Ankur: Partially true, and it’s something we’re actively addressing. English has the most training data available, so English voices are naturally more refined. But we’ve invested heavily in linguistic modeling for other languages — we’ve achieved 99.38% pronunciation accuracy across our supported languages, which is industry-leading. The gap is narrowing. We engage local talent in every market for development and QA, because a French voice needs to be validated by French speakers, not just language models.
Frankie: What’s the most unexpected use case you’ve seen?
Ankur: A museum in Europe used Murf to create audio guides in 12 languages overnight. They used to spend $50,000 and six months producing multilingual audio tours. With Murf, they did it in a week for a fraction of the cost. The quality was good enough that visitors couldn’t tell the difference. That’s the power of this technology — it doesn’t just save money, it makes things possible that were previously impractical.
Frankie: ElevenLabs is the elephant in the room. They’re considered the gold standard for voice AI. How do you compete?
Ankur: ElevenLabs is excellent at what they do, and I respect their technology. But we play a different game. ElevenLabs focuses on creative and entertainment use cases. Murf is built for enterprise — learning and development, marketing, compliance, internal communications. We offer team collaboration, brand voice consistency, Canva and Google Slides integrations, and enterprise security. Our customers aren’t podcasters — they’re Fortune 2000 companies that need 500 voiceovers in 15 languages with brand-consistent quality. That’s a fundamentally different product.
Frankie: Your Falcon model — 55ms latency, 130ms time-to-first-audio across 33 locations. Those are real-time voice agent numbers. Is Murf moving into the conversational AI space?
Ankur: Absolutely. Falcon is our bridge from content creation to real-time voice applications. We’re seeing massive demand from companies building voice agents, IVR systems, and customer service bots. They need high-quality, low-latency voice synthesis that sounds natural at conversational speed. Falcon was built specifically for that. It’s a huge market expansion for us — from recorded content to live conversation.
Frankie: Last one. IIT Kharagpur, Goldman Sachs, now AI startup CEO. What surprised you most about the transition from big corporate to startup life?

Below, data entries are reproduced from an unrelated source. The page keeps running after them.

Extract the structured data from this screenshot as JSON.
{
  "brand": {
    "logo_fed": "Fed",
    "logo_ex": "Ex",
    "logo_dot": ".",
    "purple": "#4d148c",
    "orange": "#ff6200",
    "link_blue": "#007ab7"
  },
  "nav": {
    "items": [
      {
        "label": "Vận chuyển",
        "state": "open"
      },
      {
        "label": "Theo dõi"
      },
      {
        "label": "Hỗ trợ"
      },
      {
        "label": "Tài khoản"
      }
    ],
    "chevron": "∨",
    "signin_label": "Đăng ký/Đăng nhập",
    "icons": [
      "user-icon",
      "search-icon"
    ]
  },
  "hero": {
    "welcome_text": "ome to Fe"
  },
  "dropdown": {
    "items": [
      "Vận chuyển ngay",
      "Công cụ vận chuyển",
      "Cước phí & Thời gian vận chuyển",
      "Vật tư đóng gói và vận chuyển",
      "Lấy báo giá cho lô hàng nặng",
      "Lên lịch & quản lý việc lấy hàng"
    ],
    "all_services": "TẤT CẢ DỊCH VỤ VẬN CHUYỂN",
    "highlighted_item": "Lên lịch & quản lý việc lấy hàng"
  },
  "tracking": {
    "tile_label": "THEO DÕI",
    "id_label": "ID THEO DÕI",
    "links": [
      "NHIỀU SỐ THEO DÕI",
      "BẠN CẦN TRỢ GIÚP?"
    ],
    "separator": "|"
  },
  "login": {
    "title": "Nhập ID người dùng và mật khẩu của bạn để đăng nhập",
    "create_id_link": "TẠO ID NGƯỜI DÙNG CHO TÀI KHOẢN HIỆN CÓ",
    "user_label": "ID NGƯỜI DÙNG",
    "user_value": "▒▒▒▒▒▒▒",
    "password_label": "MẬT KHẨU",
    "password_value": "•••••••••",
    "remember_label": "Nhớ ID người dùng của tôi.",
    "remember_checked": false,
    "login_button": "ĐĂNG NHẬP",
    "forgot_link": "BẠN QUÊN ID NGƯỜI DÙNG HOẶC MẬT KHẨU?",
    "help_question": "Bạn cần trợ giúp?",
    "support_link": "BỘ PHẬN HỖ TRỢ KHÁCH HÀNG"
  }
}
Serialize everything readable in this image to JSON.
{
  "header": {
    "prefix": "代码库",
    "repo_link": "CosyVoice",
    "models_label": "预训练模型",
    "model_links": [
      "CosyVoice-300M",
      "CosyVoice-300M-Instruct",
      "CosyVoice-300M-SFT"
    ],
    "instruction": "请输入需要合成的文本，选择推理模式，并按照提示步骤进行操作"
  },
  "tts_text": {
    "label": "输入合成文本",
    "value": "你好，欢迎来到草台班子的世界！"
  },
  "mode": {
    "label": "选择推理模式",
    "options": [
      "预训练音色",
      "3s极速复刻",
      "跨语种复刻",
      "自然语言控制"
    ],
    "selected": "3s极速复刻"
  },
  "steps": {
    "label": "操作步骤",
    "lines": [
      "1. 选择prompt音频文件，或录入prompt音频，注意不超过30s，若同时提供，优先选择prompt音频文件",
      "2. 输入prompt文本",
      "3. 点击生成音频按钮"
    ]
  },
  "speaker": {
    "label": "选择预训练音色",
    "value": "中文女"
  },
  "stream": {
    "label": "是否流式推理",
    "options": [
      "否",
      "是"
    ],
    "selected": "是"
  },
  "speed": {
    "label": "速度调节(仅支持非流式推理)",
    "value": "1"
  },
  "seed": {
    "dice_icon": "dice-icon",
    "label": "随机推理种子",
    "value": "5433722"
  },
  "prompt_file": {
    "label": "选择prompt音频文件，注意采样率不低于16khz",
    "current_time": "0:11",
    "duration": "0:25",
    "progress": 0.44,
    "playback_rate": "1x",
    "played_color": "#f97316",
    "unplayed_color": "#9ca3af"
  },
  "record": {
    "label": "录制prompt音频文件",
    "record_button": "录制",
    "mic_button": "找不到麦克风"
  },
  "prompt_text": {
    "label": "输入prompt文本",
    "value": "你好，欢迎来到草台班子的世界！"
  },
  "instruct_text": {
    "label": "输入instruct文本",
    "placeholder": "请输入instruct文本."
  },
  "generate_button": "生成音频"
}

Ankur: How much faster you can move, and how much that matters. At Goldman, getting a product change approved took weeks of meetings and stakeholder alignment. At Murf, if a customer tells me something’s broken at 9am, we can ship a fix by lunch. That speed is addictive. But the flip side is there’s no safety net. At Goldman, if a project failed, you moved to the next one. At a startup, every failure costs you runway. The stakes are personal in a way that corporate never was. I wouldn’t trade it for anything.
Frankie’s Take
Ankur Edkie is a sharp operator. The Goldman Sachs polish shows — he’s articulate, measured, and knows exactly when to acknowledge a weakness versus defend a decision. His answers on ethical voice cloning were the most substantive I’ve heard from any AI voice company. Consent-first creation, artist withdrawal rights, and usage-based royalties aren’t just talking points — they’re competitive differentiators in an industry with serious trust issues.
But let’s be real: the pricing needs work. A 10-minute free plan is practically useless for evaluation. The gap between basic and premium voice quality is too large. And the “surprise bill” problem for high-volume users is real. Murf’s technology is legitimately impressive — the Falcon model’s latency numbers are outstanding — but the packaging and pricing need to match the product quality.
The enterprise positioning is smart. While ElevenLabs chases creators and podcasters, Murf is quietly signing Fortune 2000 companies that need 500 voiceovers in 15 languages. That’s a higher-value, stickier customer base. If they can fix the pricing transparency and expand the free tier, they’ll be very hard to dislodge from their enterprise niche.